By: Wilco (Wilco.Dijkstra.delete@this.ntlworld.com), November 13, 2006 5:13 pm
Room: Moderated Discussions
Gabriele Svelto (gabriele.svelto@gmail.com) on 11/8/06 wrote:
---------------------------
>Wilco (Wilco.Dijkstra@ntlworld.com) on 11/6/06 wrote:
>---------------------------
>Yeah, the problem with codecs may be nasty as you are streaming data in however
>decoding is becoming less and less of a performance problem as of today. With DVDs
>accepting all kind of codecs with processors (and related offloading engines) which
>are fairly average on the performance curve.
Yes, hardware acceleration of codecs is great. But it takes quite a while before the latest (very complicated) codecs are stable (in terms of standardization) and available in hardware. Using pure software is simply more flexible. For less performance demanding codecs it is always better to use software. Even the slowest embedded CPUs are powerful enough to do JPEG in software.
>>I don't believe it is for free. You need quite a few extra instructions, and thus
>>more registers, fetch, decode and execution resources. It may have a minor performance
>>impact in your experience, but it is definitely not for free in terms of codesize,
>>power consumption and software complexity. Reading unaligned interleaved RGB structures
>>takes one instruction on ARM. I bet you need over 10 in Altivec...
>
>You're right for the code-size, for unaligned accesses you would still need an
>extra permute for each load instruction which accesses the unaligned data which
>might add up in the end. However the way AltiVec works if you are accessing a stream
>of data which is unaligned you're exactly in the kind of situation which is very
>easy for AltiVec. In the end you just need one load and one permute for every access
>(instead of two loads) by reusing the data of the previous load, eventually on the
>same register.
Yes, so it's 2N+2 instructions to do N unaligned reads and 2 extra registers (one data, one permute vector) for each stream of unaligned data.
>If you are dealing with interleaved data this is a plus as you can
>combine the shift-align permute vector with the de-interleave permute vector and
>have it done for free (since you would already need a permutation for alignment).
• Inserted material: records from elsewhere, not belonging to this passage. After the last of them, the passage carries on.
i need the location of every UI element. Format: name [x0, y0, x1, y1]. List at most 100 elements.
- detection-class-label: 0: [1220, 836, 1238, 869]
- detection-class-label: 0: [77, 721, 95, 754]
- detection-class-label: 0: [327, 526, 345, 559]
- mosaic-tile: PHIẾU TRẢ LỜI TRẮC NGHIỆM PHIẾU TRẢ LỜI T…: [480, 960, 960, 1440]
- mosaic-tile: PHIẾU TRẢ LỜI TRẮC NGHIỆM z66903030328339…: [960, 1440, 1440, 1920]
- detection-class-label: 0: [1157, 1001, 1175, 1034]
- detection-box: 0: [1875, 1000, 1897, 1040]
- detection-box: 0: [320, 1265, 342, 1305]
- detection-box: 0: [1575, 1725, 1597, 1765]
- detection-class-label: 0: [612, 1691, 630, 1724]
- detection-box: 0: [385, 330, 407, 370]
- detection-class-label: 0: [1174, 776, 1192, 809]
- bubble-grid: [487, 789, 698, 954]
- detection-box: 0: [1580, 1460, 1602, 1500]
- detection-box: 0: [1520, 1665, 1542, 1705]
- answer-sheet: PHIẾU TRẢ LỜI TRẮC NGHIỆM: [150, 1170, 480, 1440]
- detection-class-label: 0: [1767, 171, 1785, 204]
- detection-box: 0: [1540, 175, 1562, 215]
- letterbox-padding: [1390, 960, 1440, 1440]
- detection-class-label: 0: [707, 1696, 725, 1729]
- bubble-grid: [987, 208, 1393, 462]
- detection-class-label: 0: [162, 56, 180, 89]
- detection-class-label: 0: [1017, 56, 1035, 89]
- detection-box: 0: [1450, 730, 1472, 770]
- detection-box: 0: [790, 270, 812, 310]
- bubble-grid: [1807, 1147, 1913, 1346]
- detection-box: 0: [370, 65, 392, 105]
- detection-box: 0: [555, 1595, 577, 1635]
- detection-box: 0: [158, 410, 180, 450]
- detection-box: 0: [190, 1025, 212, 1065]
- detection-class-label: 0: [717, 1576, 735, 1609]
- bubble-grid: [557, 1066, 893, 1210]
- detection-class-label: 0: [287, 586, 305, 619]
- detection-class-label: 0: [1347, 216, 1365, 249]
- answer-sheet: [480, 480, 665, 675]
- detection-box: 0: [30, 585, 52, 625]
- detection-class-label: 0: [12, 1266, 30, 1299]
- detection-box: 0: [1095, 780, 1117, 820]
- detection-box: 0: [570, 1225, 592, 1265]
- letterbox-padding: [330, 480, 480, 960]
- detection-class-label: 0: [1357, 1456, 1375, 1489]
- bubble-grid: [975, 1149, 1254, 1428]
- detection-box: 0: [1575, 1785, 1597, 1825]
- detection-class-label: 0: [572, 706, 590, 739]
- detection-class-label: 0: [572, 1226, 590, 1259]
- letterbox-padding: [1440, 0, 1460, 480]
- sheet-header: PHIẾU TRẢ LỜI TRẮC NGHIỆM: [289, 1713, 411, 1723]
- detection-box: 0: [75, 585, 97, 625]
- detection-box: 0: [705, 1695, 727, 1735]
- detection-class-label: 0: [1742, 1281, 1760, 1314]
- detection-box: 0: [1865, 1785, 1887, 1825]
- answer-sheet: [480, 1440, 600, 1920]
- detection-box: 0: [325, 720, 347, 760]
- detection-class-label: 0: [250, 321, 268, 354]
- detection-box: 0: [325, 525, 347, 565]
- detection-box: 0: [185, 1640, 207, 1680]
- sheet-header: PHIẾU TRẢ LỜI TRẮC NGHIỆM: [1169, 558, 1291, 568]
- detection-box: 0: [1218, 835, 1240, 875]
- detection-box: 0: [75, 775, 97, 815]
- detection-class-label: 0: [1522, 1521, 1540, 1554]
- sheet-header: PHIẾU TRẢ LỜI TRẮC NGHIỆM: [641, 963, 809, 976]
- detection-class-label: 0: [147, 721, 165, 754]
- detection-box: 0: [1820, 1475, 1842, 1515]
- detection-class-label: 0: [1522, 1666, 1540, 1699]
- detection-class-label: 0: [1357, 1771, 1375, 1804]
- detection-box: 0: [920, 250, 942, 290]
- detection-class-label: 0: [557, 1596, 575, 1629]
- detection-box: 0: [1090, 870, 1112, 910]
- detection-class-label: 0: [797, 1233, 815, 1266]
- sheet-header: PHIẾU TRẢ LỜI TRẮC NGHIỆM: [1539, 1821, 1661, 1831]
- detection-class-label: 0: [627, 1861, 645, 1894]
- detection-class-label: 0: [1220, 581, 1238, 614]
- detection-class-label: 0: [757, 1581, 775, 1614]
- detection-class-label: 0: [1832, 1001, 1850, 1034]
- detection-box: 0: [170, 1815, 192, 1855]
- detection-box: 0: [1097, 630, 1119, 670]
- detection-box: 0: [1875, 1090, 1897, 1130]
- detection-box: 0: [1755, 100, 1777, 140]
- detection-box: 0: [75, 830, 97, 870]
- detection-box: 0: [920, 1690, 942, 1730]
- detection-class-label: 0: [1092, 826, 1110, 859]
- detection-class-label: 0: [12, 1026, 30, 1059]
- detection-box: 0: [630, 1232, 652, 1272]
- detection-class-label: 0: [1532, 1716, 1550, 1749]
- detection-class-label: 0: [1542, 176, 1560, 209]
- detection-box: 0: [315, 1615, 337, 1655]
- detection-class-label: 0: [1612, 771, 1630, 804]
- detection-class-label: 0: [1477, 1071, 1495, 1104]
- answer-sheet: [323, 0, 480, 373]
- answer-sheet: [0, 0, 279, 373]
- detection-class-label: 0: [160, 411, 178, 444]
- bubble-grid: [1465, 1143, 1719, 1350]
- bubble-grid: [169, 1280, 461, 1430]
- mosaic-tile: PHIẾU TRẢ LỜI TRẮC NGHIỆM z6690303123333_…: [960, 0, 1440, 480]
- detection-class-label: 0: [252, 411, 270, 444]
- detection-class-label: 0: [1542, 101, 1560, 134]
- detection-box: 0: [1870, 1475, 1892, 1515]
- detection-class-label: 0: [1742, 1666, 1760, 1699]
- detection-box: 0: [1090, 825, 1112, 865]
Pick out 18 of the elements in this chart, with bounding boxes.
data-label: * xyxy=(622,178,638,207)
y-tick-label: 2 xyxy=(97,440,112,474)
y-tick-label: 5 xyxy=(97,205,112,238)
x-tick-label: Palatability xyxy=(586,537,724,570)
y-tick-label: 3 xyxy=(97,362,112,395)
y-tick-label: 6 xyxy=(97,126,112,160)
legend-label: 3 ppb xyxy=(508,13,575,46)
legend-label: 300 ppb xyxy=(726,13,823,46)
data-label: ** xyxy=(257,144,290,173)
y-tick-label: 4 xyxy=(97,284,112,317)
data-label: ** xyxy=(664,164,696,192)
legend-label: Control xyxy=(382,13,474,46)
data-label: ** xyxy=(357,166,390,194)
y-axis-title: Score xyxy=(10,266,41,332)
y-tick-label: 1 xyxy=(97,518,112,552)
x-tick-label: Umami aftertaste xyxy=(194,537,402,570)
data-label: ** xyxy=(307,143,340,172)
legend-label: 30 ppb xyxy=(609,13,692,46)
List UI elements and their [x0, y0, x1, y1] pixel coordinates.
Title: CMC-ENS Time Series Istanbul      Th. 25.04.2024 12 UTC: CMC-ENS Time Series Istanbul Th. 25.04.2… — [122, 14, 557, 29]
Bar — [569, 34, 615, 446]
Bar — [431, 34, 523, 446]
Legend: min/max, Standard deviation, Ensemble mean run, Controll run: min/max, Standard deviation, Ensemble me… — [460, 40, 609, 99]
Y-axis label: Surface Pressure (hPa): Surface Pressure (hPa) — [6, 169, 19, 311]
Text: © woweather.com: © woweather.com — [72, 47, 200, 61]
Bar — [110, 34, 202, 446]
No. N-way (de)interleaving requires N log N permutes, and none of these can be merged into the initial de-alignment permute. So for unaligned 4-way de-interleaving you need 5 loads, 5 alignment permutes and 8 interleaving permutes, ie. 18 instructions plus 3 outside the loop to setup the permutes. I don't call that for free.
>BTW I didn't look into the new vector extensions for ARM, how do they look? Do
>they tollerate unaligned accesses?
ARM NEON is a hybrid 64/128 bit SIMD instruction set designed for easy autovectorization. For a quick overview see slide 7-9 of
http://www.iee-cambridge.org.uk/arc/seminar05/slides/RichardGrisenthwaite.pdf
or http://www.arm.com/pdfs/Tiger%20Whitepaper%20Final.pdf
Yes all vector load/stores handle unaligned accesses. Vectors are typically aligned to the natural alignment of the elements (ie. they are unaligned). Vector loads also deal with (de)interleaving, so the 4-way structure load that takes 21 instructions on Altivec takes 1 instruction in NEON. Both features were key requirements as they enable vectorization by compilers and greatly simplify low-level programming. It's a lot more powerful than anything I've seen.
>I heard that the they've been implemented with
>full exception handling in the front-end which deals with ordinary instructions
>so that the back-end was made very simple and low-power.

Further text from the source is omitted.